The court has considered the additional contentions of the parties not specifically addressed herein. To the extent that any relief requested by the movant was not addressed by the court, it is hereby denied.

Accordingly, it is hereby ordered that plaintiff Melanie Brown's motion (seq No. 1) seeking an order, pursuant to CPLR 3212, granting her summary judgment against defendant Juan Almont and defendant Uber Technologies, Inc. on the issue of liability and striking their affirmative defenses of comparative negligence is granted only to the extent of (1) finding Almont liable for the underlying accident, (2) finding Brown to be an innocent passenger not liable for the underlying accident, and (3) dismissing Almont's and Uber's affirmative defenses alleging Brown's comparative or contributory negligence; and it is further ordered that Brown's motion (seq No. 1) is otherwise denied; and it is further ordered that Uber's cross-motion (seq No. 1) seeking an order staying Brown's motion for summary judgment in light of Uber's intent to arbitrate Brown's claims is denied; and it is further ordered that Brown's cross-motion (seq No. 1) seeking an order staying arbitration pursuant to CPLR 7503 (c) is granted; and it is further ordered that Uber's cross-motion (seq No. 1) seeking an order compelling arbitration pursuant to CPLR 7503 (c) is denied; and it is further ordered that the Clerk shall mark the motion and cross-motions (seq No. 1) decided in all court records.



Footnotes


Footnote 1: It is unclear whether the arbitration notice quotes the 2017 terms (which would not have been in effect when Brown created her rider app account) or, alternatively, whether the relevant provisions in effect when Brown created her rider app account in September 2014 simply were not amended as part of the 2017 update to Uber's U.S. Terms of Use.

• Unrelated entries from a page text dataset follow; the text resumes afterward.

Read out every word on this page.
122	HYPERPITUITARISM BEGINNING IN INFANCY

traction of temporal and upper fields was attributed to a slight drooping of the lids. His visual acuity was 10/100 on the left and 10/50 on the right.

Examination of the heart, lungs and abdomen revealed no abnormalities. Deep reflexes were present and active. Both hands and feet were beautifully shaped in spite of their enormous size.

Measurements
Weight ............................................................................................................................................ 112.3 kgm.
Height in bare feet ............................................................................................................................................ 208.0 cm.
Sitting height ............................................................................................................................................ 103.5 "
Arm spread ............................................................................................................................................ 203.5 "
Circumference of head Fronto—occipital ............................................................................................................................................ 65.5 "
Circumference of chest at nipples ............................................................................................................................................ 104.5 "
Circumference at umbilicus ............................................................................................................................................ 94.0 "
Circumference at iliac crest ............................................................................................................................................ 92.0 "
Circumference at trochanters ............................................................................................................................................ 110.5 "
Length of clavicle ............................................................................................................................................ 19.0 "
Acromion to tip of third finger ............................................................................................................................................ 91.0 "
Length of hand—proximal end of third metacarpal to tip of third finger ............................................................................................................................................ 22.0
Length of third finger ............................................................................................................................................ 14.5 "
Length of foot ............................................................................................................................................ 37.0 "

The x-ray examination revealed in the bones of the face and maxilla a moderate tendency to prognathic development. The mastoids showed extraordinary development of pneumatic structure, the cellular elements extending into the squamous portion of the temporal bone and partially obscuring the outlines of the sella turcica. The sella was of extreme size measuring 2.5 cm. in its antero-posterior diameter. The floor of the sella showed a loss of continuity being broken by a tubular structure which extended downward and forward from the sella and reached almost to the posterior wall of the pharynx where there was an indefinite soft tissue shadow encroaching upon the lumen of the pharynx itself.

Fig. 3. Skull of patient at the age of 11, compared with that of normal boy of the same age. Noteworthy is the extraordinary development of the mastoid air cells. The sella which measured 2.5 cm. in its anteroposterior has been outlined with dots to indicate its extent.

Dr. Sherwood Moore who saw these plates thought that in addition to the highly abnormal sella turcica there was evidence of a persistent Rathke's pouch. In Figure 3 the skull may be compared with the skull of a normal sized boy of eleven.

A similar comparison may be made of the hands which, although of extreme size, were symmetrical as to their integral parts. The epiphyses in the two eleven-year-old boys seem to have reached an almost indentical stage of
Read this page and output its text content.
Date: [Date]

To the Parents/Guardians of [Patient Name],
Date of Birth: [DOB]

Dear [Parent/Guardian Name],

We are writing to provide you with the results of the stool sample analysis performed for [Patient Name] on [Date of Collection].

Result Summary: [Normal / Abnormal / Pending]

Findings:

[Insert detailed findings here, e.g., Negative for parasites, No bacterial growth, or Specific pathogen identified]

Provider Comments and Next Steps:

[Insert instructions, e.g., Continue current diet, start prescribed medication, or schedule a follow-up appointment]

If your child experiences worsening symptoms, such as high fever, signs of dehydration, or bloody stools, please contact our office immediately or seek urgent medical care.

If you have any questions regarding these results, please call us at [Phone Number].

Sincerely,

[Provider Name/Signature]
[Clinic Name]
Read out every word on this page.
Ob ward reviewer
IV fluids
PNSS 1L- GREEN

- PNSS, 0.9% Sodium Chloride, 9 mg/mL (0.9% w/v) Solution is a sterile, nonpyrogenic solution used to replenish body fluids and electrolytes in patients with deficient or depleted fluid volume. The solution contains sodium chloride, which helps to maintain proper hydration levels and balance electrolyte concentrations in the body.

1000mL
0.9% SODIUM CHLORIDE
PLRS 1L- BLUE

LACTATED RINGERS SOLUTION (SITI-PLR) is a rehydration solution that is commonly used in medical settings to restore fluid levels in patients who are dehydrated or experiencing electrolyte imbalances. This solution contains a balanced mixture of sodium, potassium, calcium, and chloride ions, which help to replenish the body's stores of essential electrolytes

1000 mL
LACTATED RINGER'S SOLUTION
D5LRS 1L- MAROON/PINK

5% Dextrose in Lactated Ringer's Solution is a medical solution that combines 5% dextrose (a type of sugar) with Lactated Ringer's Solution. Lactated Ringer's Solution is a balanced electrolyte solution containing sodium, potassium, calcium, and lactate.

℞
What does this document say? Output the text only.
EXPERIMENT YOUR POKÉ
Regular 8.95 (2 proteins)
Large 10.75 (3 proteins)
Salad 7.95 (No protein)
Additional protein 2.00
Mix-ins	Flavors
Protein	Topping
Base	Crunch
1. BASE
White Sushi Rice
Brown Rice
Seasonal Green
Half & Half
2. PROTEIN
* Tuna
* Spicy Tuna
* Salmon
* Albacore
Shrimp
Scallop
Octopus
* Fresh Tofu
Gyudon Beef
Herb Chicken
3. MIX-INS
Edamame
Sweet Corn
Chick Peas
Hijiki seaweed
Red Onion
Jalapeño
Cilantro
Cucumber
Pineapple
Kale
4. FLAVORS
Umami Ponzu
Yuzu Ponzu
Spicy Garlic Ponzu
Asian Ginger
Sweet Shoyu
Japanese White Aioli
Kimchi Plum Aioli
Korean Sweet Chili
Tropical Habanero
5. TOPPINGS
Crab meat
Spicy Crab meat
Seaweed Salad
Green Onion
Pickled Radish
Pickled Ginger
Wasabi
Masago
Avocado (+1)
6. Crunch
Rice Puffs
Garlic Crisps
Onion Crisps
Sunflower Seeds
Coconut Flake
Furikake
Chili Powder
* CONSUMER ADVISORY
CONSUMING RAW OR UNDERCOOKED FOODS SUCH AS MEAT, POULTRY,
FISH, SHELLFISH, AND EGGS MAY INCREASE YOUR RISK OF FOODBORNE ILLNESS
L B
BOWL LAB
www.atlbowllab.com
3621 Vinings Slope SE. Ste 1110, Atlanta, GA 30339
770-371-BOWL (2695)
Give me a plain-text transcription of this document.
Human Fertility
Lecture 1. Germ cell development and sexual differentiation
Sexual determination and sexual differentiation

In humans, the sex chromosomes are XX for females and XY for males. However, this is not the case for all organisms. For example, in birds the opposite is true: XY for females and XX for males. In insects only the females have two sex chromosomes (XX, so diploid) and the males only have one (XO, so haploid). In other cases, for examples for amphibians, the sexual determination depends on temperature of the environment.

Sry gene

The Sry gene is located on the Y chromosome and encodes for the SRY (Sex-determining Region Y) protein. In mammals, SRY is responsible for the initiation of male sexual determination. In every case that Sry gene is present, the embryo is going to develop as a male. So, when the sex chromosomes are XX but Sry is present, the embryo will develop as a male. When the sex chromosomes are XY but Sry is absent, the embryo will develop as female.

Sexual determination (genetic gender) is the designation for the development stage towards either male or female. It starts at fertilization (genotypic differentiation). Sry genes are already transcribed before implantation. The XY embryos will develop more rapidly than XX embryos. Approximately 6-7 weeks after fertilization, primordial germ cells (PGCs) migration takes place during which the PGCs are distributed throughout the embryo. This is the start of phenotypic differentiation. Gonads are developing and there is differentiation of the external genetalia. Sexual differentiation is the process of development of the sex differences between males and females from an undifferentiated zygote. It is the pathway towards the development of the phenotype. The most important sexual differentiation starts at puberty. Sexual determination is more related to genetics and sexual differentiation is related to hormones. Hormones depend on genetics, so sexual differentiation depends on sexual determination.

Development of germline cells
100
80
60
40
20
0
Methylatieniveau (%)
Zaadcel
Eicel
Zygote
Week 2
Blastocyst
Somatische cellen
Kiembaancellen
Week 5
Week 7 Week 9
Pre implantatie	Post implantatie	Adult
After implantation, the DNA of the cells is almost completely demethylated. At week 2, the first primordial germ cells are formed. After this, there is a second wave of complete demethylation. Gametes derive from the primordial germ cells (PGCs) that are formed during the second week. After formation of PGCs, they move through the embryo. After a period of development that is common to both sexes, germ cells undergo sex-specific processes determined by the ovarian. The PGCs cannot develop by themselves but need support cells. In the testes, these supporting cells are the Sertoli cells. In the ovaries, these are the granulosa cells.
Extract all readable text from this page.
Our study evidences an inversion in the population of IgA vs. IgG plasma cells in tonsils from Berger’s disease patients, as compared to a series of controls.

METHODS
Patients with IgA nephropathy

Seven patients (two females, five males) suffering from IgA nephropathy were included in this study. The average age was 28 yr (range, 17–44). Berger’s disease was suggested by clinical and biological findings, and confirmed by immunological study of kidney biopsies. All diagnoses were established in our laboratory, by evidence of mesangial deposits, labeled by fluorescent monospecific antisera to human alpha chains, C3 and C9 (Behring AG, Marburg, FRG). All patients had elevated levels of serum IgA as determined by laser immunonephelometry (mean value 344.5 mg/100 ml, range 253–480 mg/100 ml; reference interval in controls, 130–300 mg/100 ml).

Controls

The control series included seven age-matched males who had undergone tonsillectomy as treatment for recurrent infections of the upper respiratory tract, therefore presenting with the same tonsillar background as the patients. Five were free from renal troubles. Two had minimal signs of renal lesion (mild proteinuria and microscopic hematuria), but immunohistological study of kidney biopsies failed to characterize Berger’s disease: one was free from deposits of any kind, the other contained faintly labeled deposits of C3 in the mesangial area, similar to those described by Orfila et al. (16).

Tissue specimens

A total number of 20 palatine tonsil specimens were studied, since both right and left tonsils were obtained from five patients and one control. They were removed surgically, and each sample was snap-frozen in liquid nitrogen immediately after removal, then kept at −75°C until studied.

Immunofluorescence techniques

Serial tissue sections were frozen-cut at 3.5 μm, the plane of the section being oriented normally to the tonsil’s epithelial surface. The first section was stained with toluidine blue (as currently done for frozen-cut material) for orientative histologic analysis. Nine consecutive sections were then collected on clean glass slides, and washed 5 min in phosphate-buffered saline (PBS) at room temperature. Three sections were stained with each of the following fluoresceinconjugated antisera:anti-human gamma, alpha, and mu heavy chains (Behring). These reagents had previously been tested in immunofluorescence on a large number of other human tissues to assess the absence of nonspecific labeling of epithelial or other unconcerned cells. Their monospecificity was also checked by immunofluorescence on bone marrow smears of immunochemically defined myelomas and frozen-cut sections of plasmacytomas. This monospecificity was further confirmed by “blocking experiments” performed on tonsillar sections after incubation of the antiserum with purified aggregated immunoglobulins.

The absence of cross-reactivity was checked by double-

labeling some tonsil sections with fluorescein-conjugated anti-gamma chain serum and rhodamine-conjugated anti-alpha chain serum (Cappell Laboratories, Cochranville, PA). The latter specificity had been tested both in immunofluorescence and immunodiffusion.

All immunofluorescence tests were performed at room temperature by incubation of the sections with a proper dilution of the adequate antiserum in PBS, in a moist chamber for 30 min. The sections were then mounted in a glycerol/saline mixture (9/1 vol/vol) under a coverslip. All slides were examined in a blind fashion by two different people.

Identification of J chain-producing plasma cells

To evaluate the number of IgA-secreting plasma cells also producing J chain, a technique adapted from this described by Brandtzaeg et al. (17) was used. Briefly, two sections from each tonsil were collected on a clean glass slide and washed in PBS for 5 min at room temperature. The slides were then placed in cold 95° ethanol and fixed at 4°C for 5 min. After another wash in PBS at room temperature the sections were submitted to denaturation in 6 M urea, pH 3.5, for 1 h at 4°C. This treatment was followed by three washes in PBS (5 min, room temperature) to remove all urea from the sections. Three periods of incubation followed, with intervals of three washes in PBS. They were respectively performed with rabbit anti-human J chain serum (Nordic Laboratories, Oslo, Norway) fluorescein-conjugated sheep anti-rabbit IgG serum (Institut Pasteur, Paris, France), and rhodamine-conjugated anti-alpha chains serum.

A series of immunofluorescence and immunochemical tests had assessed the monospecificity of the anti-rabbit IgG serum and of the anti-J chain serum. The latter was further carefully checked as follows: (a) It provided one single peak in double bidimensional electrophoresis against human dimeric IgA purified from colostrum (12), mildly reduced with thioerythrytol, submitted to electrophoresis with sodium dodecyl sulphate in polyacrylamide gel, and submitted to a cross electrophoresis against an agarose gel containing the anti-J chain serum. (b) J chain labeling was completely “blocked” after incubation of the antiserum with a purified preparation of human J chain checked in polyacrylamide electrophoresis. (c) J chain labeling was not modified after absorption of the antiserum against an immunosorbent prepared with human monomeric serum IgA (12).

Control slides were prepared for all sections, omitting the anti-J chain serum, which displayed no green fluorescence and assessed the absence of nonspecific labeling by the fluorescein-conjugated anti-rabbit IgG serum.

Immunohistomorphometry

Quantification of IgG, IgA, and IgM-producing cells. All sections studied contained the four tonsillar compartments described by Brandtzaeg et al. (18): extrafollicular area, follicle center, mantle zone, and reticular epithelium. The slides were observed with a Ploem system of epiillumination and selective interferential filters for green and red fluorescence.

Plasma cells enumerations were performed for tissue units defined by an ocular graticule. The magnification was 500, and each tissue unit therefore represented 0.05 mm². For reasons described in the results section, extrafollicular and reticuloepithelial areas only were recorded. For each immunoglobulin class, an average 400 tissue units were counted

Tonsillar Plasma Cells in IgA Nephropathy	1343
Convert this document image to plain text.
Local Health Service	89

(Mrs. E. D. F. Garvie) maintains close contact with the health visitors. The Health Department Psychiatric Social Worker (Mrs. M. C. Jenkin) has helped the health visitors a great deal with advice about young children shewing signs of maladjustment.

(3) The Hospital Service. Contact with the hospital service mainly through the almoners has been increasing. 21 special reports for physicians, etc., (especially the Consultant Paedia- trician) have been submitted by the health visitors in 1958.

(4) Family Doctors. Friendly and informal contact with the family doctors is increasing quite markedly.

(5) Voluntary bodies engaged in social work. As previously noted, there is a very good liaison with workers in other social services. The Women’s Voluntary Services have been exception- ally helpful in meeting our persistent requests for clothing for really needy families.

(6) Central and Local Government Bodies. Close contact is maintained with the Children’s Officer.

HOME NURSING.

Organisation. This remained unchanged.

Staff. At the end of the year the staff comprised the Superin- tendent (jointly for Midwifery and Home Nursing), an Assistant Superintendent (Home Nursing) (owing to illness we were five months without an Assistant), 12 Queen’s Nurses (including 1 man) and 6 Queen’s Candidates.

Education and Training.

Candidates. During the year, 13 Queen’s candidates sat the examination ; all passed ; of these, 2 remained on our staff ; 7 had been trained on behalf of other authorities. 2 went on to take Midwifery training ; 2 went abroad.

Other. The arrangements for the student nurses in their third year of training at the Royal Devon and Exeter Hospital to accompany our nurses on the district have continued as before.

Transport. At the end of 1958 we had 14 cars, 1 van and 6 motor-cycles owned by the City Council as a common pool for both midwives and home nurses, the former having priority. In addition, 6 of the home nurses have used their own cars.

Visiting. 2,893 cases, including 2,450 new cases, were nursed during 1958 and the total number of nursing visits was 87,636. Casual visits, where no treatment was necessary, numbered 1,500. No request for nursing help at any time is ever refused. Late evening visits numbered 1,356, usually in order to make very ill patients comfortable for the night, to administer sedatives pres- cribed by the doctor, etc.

Footnote 2: To be clear, the affirmative defenses alleging Brown's comparative negligence are distinct from any affirmative defenses based on her failure to wear a seat belt, as to which Brown's testimony does not create a prima facie case for dismissal.

Footnote 3: In her complaint, Brown alleges that Almont was employed by Uber, but, again, she does not seek summary judgment against Uber on the basis of respondeat superior liability. (See NYSCEF Doc No. 12 ¶¶ 17-21.)